Some landlords are using a lump sum from their pensions to acquire a property without a mortgage. About two thirds of rental properties are owned outright; in 2017 landlords with no need to borrow spent £21 million on properties, according to Countrywide. About 16 per cent of landlords inherited the home that they let.
Stephen Ludlow, the executive chairman of Ludlow Thompson, says that parents are also buying jointly with a son or daughter.
These mothers and fathers must pay the stamp duty surcharge on the whole price of the property — not only their share, but they can recoup some of this by obliging their offspring to take in a lodger.
What’s happening to rents?
Rents are becoming more expensive, something that will continue for the rest of the year. Savills expects an increase of 15.5 per cent over the next five years. However, the growth is fastest in the East Midlands, where rents are outpacing inflation in locations such as Leicester. The average UK rent, excluding London, is £761 a month, 1.21 per cent higher than a year ago, according to the index by Landbay, a specialist lender. The size of the
private-rented sector is also expected to grow. Countrywide expects six million renters to be dependent on a private landlord by 2025.
What about London?
The average rent in London is £1,879. After a slowdown that began in the summer of 2016, London rents are beginning to creep upwards again, but not in the more expensive boroughs. John Goodall, a co-founder of Landbay, highlights areas such as Tottenham in north London, as well as Stratford and its surrounding east London neighbourhoods.

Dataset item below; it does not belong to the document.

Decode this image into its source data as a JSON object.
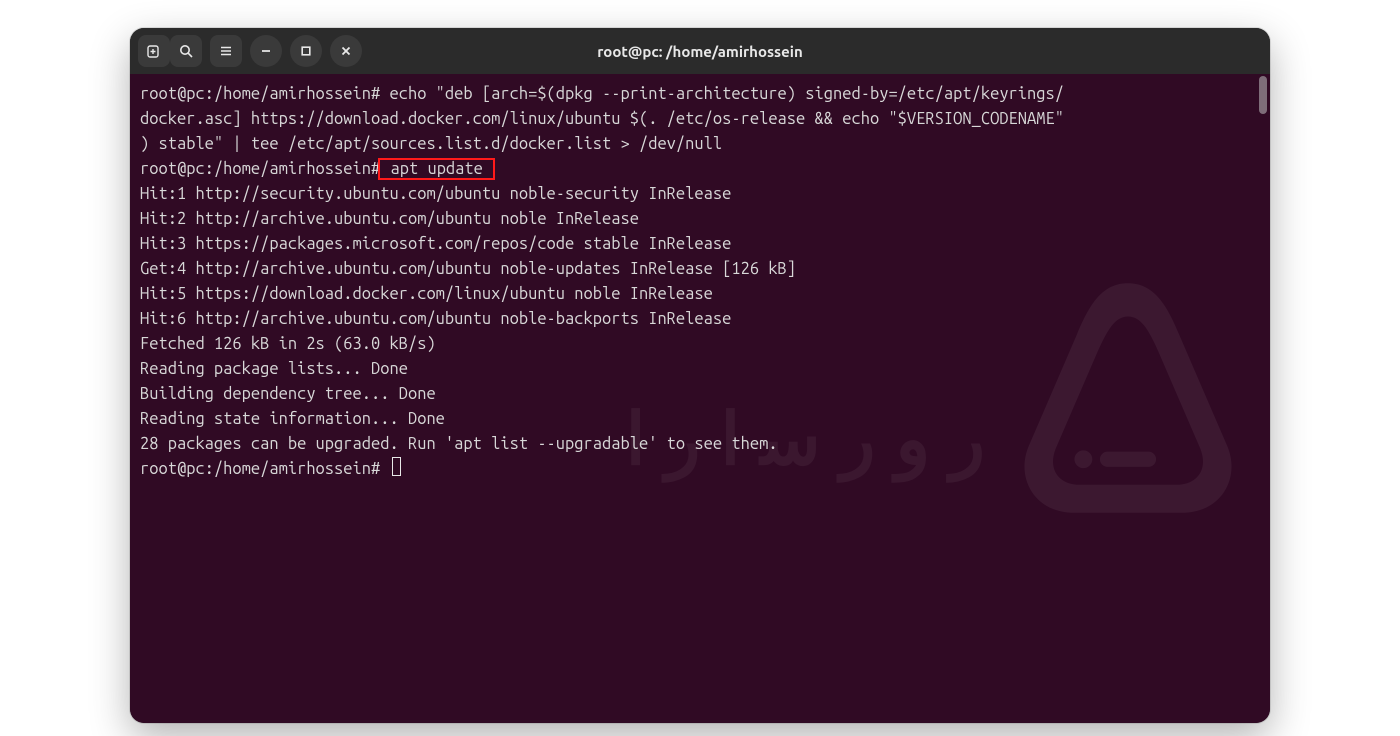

The rises in rents are encouraging landlords to buy properties in these scruffy but gentrifying areas. The rental increases will come as a surprise to those who believed that Brexit would have dented the capital’s allure, but Ludlow says: “Job creation in the capital remains healthy, its social scene is world-class, and new, better transport links continue to come online.”
Where else are landlords buying?
In locations less affected by, or immune to, the slowdown. Leeds, Liverpool and Salford top the poll. Manchester offers the UK’s highest average rental yield at 6 per cent. The index from Lend Invest shows that Colchester (yield 3.71 per cent) in Essex is a favourite, followed by Northampton (4.12 per cent), Leicester (3.9 per cent) and Birmingham (4.6 per cent).
Are these returns close to guaranteed?
Previously landlords believed that investing in a place with lower property values would almost automatically deliver a higher yield (gross rental income expressed as a percentage of the property price). Yet this outcome is more likely if you invest wisely (pay a low price), use the space in the property efficiently, keep maintenance costs low and time the marketing correctly. Landlords should also brace for competition from Build to Rent, which has 117,893 homes either available for rent in purpose-built blocks, under construction or in planning.
Are landlords forming companies?
The demand for limited-company mortgages suggests that more investors, particularly those with large numbers of properties, are incorporating. The main reason is to swerve the curbs on mortgage tax relief: if you hold rental homes in a company, you become subject to corporation tax. This allows you to offset expenses against your liability.
However, big set-up costs are involved because you are, in effect, selling your properties to the company. You may be liable for capital gains tax and will be compelled to pay the stamp duty surcharge on the value of the properties.
You will also be obliged to set up new loans and, as David Hollingworth of London & Country, the mortgage broker, says, the rates on this type of finance have not dropped. The complexities involved indicate that you need to take tax advice, especially on how you will withdraw money from the company, and if you decide to go ahead, employ an experienced conveyancing solicitor.
Are there any other legal issues?
Definitely. You must provide an energy-performance certificate on any new letting, and be ready for your local area to introduce licensing for landlords; schemes are already in place, although their effectiveness is in question. There are proposals for an ombudsman to settle or redress disputes for tenants, plus a register of rogue landlords. No wonder experts say that you will thrive in the landlord game only if you treat it like a part-time job.